Two computed tomographic images are shown as representative of GGO nodules in the study cohort (Fig. 1). Of the 13 cases, 12 were diagnosed as lung adenocarcinomas while one was diagnosed as an atypical adenomatous hyperplasia. Five cases were adenocarcinoma in situ, four were invasive, and three were minimally invasive. Eight of the GGO nodules were located at the right upper lobe, two were at the right lower lobe, and three were at the left upper lobe. Detailed histologic information is presented in Table 2.

Figure 1

Representative of ground glass opacity nodules.

Two representative computed tomography images of ground glass opacity nodules. The arrows indicate the nodules.

Table 2

Clinical information of study subjects.

Pathology, tumor size and tumor location of study objects were shown in details.

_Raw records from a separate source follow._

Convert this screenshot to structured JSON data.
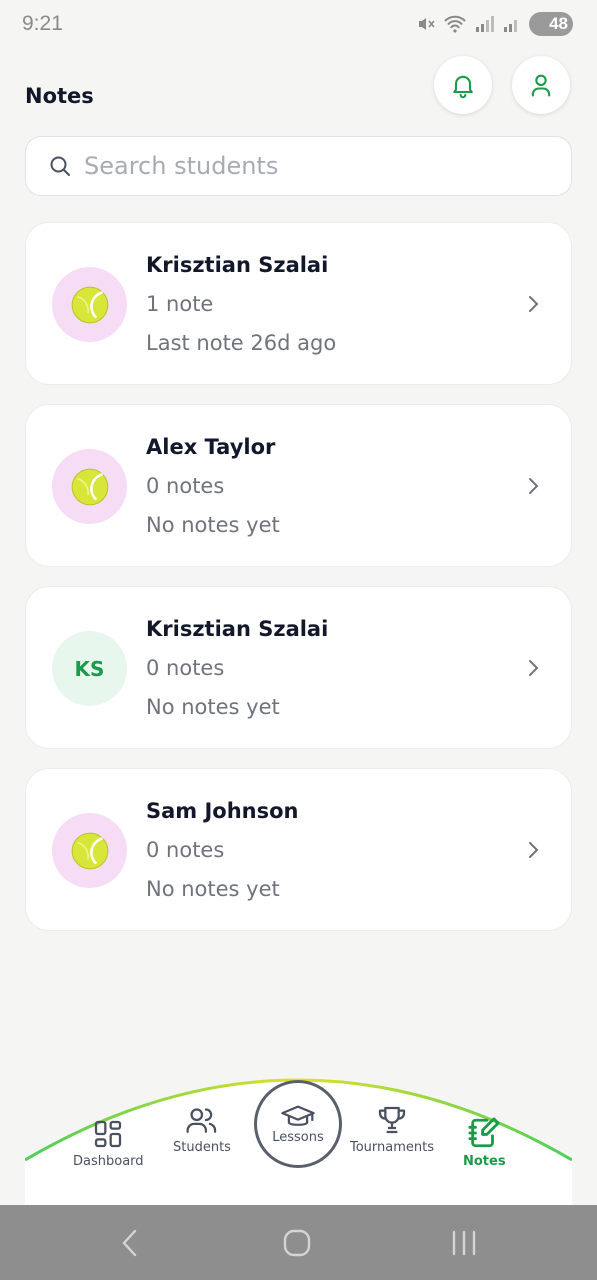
{
  "status_bar": {
    "time": "9:21",
    "battery": "48"
  },
  "header": {
    "title": "Notes"
  },
  "search": {
    "placeholder": "Search students"
  },
  "students": [
    {
      "name": "Krisztian Szalai",
      "count": "1 note",
      "last": "Last note 26d ago",
      "avatar": "tennis-ball"
    },
    {
      "name": "Alex Taylor",
      "count": "0 notes",
      "last": "No notes yet",
      "avatar": "tennis-ball"
    },
    {
      "name": "Krisztian Szalai",
      "count": "0 notes",
      "last": "No notes yet",
      "avatar": "KS"
    },
    {
      "name": "Sam Johnson",
      "count": "0 notes",
      "last": "No notes yet",
      "avatar": "tennis-ball"
    }
  ],
  "bottom_nav": {
    "dashboard": "Dashboard",
    "students": "Students",
    "lessons": "Lessons",
    "tournaments": "Tournaments",
    "notes": "Notes",
    "active": "notes"
  },
  "colors": {
    "accent": "#1a9b4a",
    "avatar_ball_bg": "#f6dcf5",
    "avatar_initials_bg": "#e8f7ee"
  }
}
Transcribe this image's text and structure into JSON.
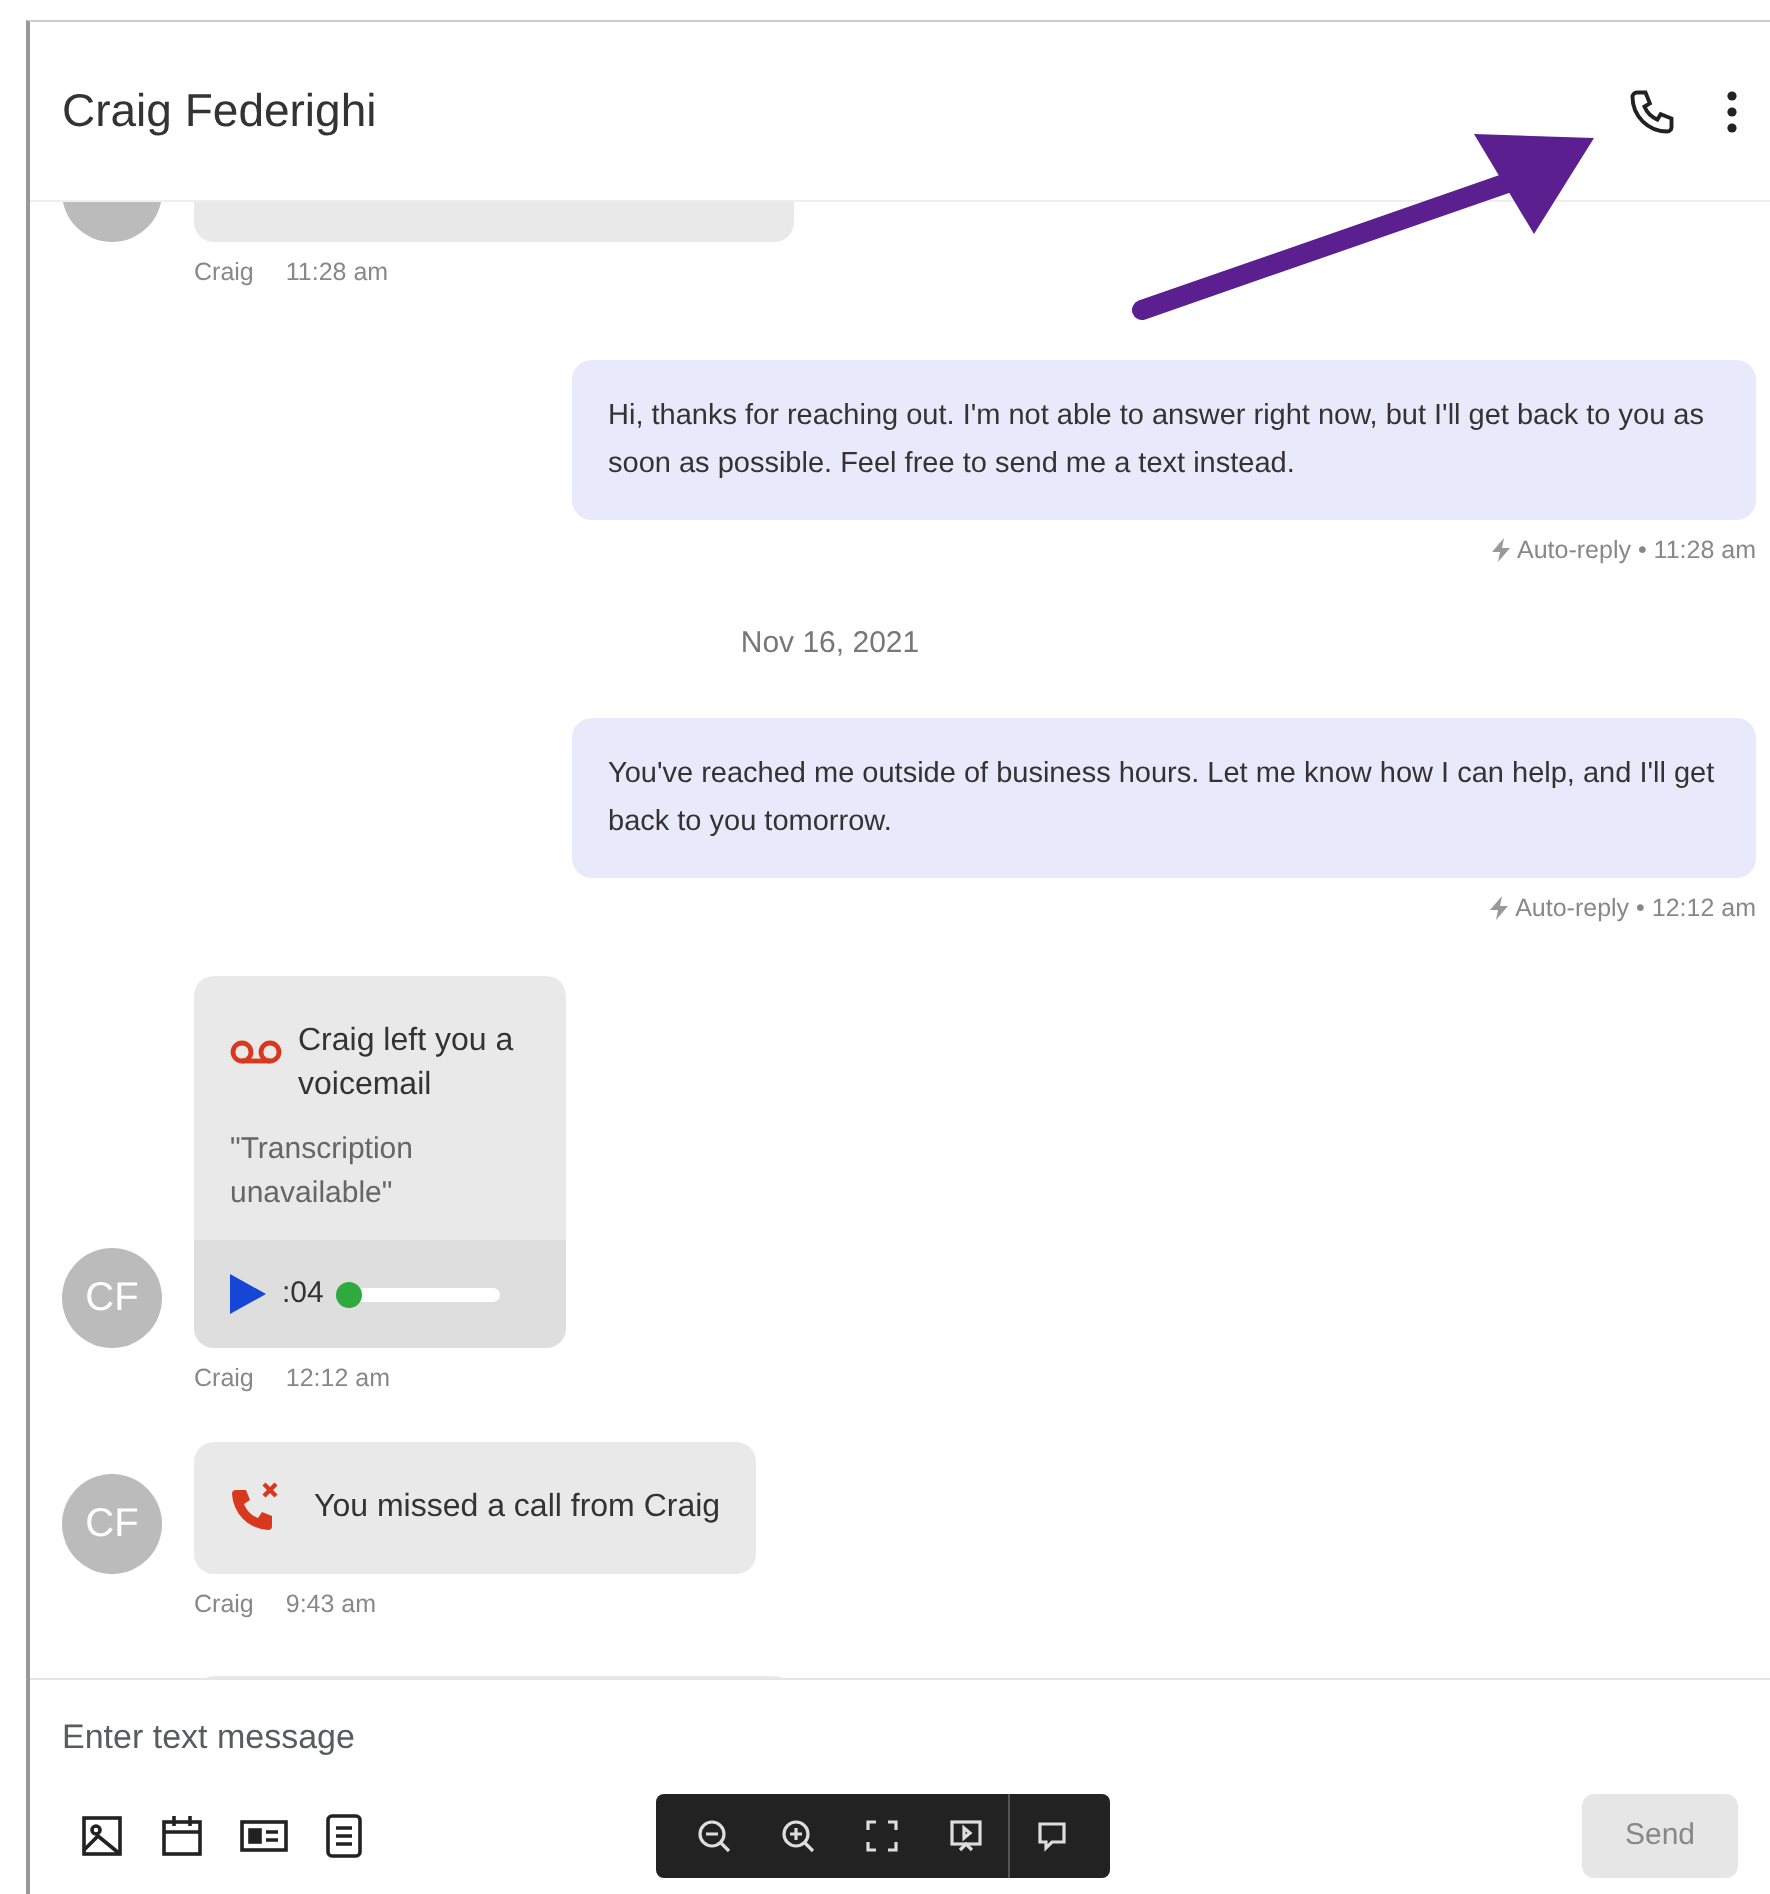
{
  "header": {
    "title": "Craig Federighi"
  },
  "messages": [
    {
      "kind": "clipped",
      "sender": "Craig",
      "time": "11:28 am"
    },
    {
      "kind": "outgoing",
      "text": "Hi, thanks for reaching out. I'm not able to answer right now, but I'll get back to you as soon as possible. Feel free to send me a text instead.",
      "meta": "Auto-reply • 11:28 am"
    },
    {
      "kind": "date",
      "text": "Nov 16, 2021"
    },
    {
      "kind": "outgoing",
      "text": "You've reached me outside of business hours. Let me know how I can help, and I'll get back to you tomorrow.",
      "meta": "Auto-reply • 12:12 am"
    },
    {
      "kind": "voicemail",
      "avatar": "CF",
      "title": "Craig left you a voicemail",
      "transcription": "\"Transcription unavailable\"",
      "duration": ":04",
      "level": 0.05,
      "sender": "Craig",
      "time": "12:12 am"
    },
    {
      "kind": "missed_call",
      "avatar": "CF",
      "text": "You missed a call from Craig",
      "sender": "Craig",
      "time": "9:43 am"
    }
  ],
  "composer": {
    "placeholder": "Enter text message",
    "send": {
      "label": "Send",
      "disabled": true
    }
  }
}
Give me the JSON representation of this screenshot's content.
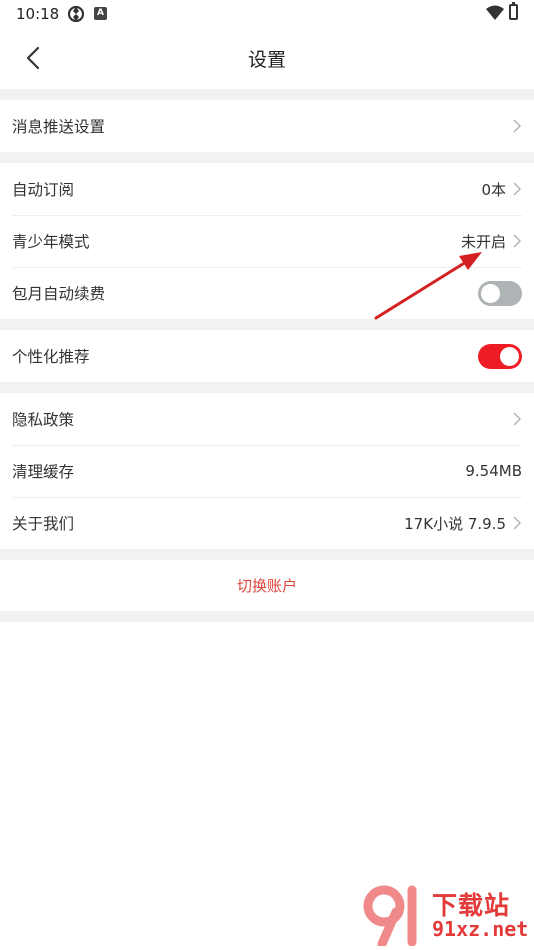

Patient ID	Pathology	Tumour size (cm)	Tumour location
WL-1	LUADa, invasive	1.2	right upper lobe
WL-2	LUADa, AISb	0.6	left upper lobe
WL-3	Atypical adenomatous hyperplasia	0.5	right upper lobe
WL-4	LUADa, invasive	1.5	left upper lobe
WL-5	LUADa, minimally invasive	1.0	right upper lobe
WL-6	LUADa, minimally invasive	0.6	left upper lobe
WL-7	LUADa, invasive	2.0	right upper lobe
WL-8	LUADa, invasive	2.0	right lower lobe
WL-9	LUADa, AISb	0.8	right upper lobe
WL-10	LUADa, AISb	0.7	right upper lobe
WL-11	LUADa, AISb	0.6	right lower lobe
WL-12	LUADa, AISb	0.8	right upper lobe
WL-13	LUADa, minimally invasive	0.7	right lower lobe

Notes.

lung adenocarcinoma.

adenocarcinoma in situ.

ground glass opacity.

We used a stepwise filtering strategy to screen for potential candidate variants (Fig. 2). Of 83,302 single-nucleotide variants (SNVs) located in exons of the whole exome, our filtering strategy identified 17 potential candidate variants (Table 3). Of the 17 candidate variants in 17 genes, NM_000700:exon6:c.A418T in AXAN1, NM_001184790:exon8:c.C1070T in PARD3, NM_001170721:exon4:c.C392T in BCAR1, NM_001127221:exon46:c.G6587A in CACNA1A, NM_001170634:exon5:c.G383A in FUS, and NM_002451:exon6:c.C538T in MTAP were present in three cases each. In addition, rs756875895 frameshift in MAX, NM_001199292:exon7:c.C482G in HSD17B4, NM_005732:exon13:c.2165_2166insT in RAD50, NM_001350128:exon11:c.T1172C in PPOX, NM_001098816:exon28:c.A4751G in TENM4, NM_004004:exon2:c.235delC in GJB2, and NM_001142316:exon2:c.G203C in LMO2 were present in two cases each. The remaining variants were present in one case each. Of the 17 variants, 12 were nonsynonymous mutations, four were frameshift deletions, and one was a stopgain. The distribution of mutations in each patient was shown in Fig. 3.

Figure 2

Flowchart of analysis.

The stepwise filtering strategy used to screen for potential candidate germline mutations.

Table 3

Summary of potentially deleterious germline mutations in lung cancer cases.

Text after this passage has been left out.